I am using axioms similar to the Hilbert system of logical axioms:
\begin{align}
&P\rightarrow (Q\rightarrow P) \tag{A1}\\[5pt]
&(P\rightarrow (Q\rightarrow R))\rightarrow ((P\rightarrow Q)\rightarrow (P \rightarrow R)) \tag{A2}\\[5pt]
&(\neg Q \rightarrow \neg P)\rightarrow (P\rightarrow Q) \tag{A3}
\end{align}
I may also use Modus Ponens and the deduction theorem. I am trying to prove two things:
$(a)\;\;\; \vdash \neg P \rightarrow (\neg Q\rightarrow (P\rightarrow R))$
$(b)\;\;\; \vdash (P \rightarrow ¬P) → (\neg\neg P \rightarrow \neg P)$
I know what I am supposed to do but I just can't quite get there with either one. I tried use deduction theorem in both so I am trying to prove in $(a)$ that $\neg P \vdash (\neg Q\rightarrow (P\rightarrow R))$ and similarly in $(b)$. Here is my effort for $(a)$:
\begin{align}
&1. \neg P &&\text{premise}\\[5pt]
&2. \neg P \rightarrow (\neg Q \rightarrow \neg P) &&(A1)\\[5pt]
&3. (\neg Q \rightarrow \neg P) &&MP:1+2\\[5pt]

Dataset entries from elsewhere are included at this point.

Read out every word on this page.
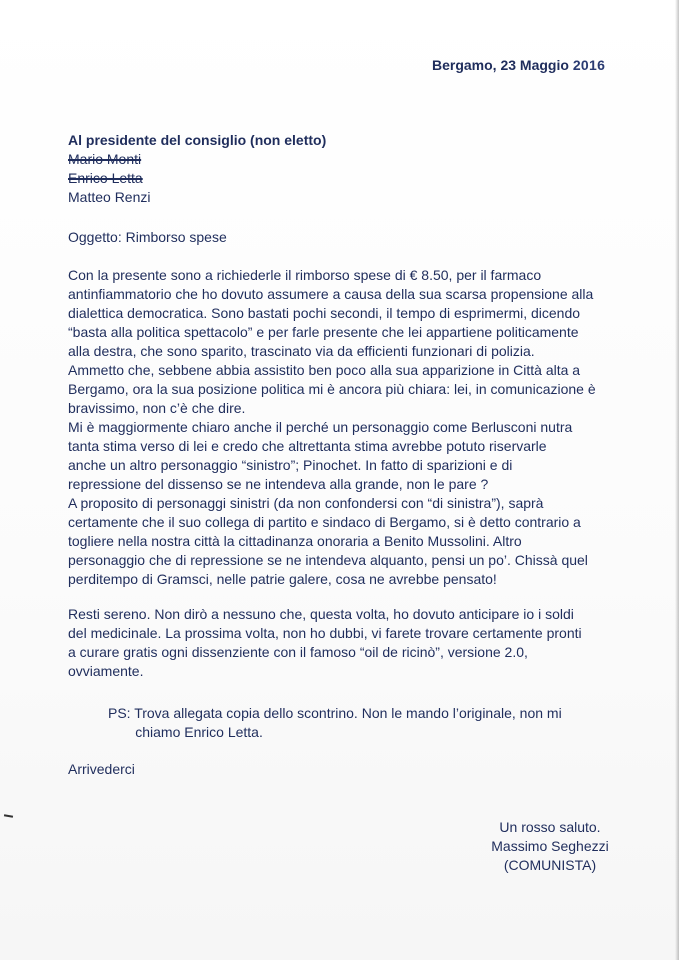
Bergamo, 23 Maggio 2016
Al presidente del consiglio (non eletto)
Mario Monti
Enrico Letta
Matteo Renzi
Oggetto: Rimborso spese
Con la presente sono a richiederle il rimborso spese di € 8.50, per il farmaco
antinfiammatorio che ho dovuto assumere a causa della sua scarsa propensione alla
dialettica democratica. Sono bastati pochi secondi, il tempo di esprimermi, dicendo
“basta alla politica spettacolo” e per farle presente che lei appartiene politicamente
alla destra, che sono sparito, trascinato via da efficienti funzionari di polizia.
Ammetto che, sebbene abbia assistito ben poco alla sua apparizione in Città alta a
Bergamo, ora la sua posizione politica mi è ancora più chiara: lei, in comunicazione è
bravissimo, non c’è che dire.
Mi è maggiormente chiaro anche il perché un personaggio come Berlusconi nutra
tanta stima verso di lei e credo che altrettanta stima avrebbe potuto riservarle
anche un altro personaggio “sinistro”; Pinochet. In fatto di sparizioni e di
repressione del dissenso se ne intendeva alla grande, non le pare ?
A proposito di personaggi sinistri (da non confondersi con “di sinistra”), saprà
certamente che il suo collega di partito e sindaco di Bergamo, si è detto contrario a
togliere nella nostra città la cittadinanza onoraria a Benito Mussolini. Altro
personaggio che di repressione se ne intendeva alquanto, pensi un po’. Chissà quel
perditempo di Gramsci, nelle patrie galere, cosa ne avrebbe pensato!
Resti sereno. Non dirò a nessuno che, questa volta, ho dovuto anticipare io i soldi
del medicinale. La prossima volta, non ho dubbi, vi farete trovare certamente pronti
a curare gratis ogni dissenziente con il famoso “oil de ricinò”, versione 2.0,
ovviamente.
PS: Trova allegata copia dello scontrino. Non le mando l’originale, non mi
chiamo Enrico Letta.
Arrivederci
Un rosso saluto.
Massimo Seghezzi
(COMUNISTA)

&4. (\neg Q \rightarrow \neg P) \rightarrow (P \rightarrow Q) &&(A3)\\[5pt]
&5. P \rightarrow Q &&MP:3+4
\end{align}
I don't know how to proceed. Feels like I have all the needed pieces but I can't put them together. I have quite a similar situation with $(b)$. Help would be appreciated!
Best Answer
A)Use deduction theorem twice. So then you have to show that $\neg P,\neg Q\vdash_{ax}P\rightarrow R$. You are almost done, you only need to show that $\vdash_{ax}P\rightarrow(Q \rightarrow R)$ and apply MP.
B) Use deduction theorem once and notice that by axiom $A2$ $(\neg\neg P\rightarrow(P \rightarrow \neg P)) \rightarrow ((\neg\neg P \rightarrow P) \rightarrow (\neg\neg P \rightarrow \neg P))$. Then by axiom $A1$ $(P \rightarrow \neg P) \rightarrow (\neg\neg P\rightarrow (P \rightarrow \neg P))$. I think you are able to finish from here.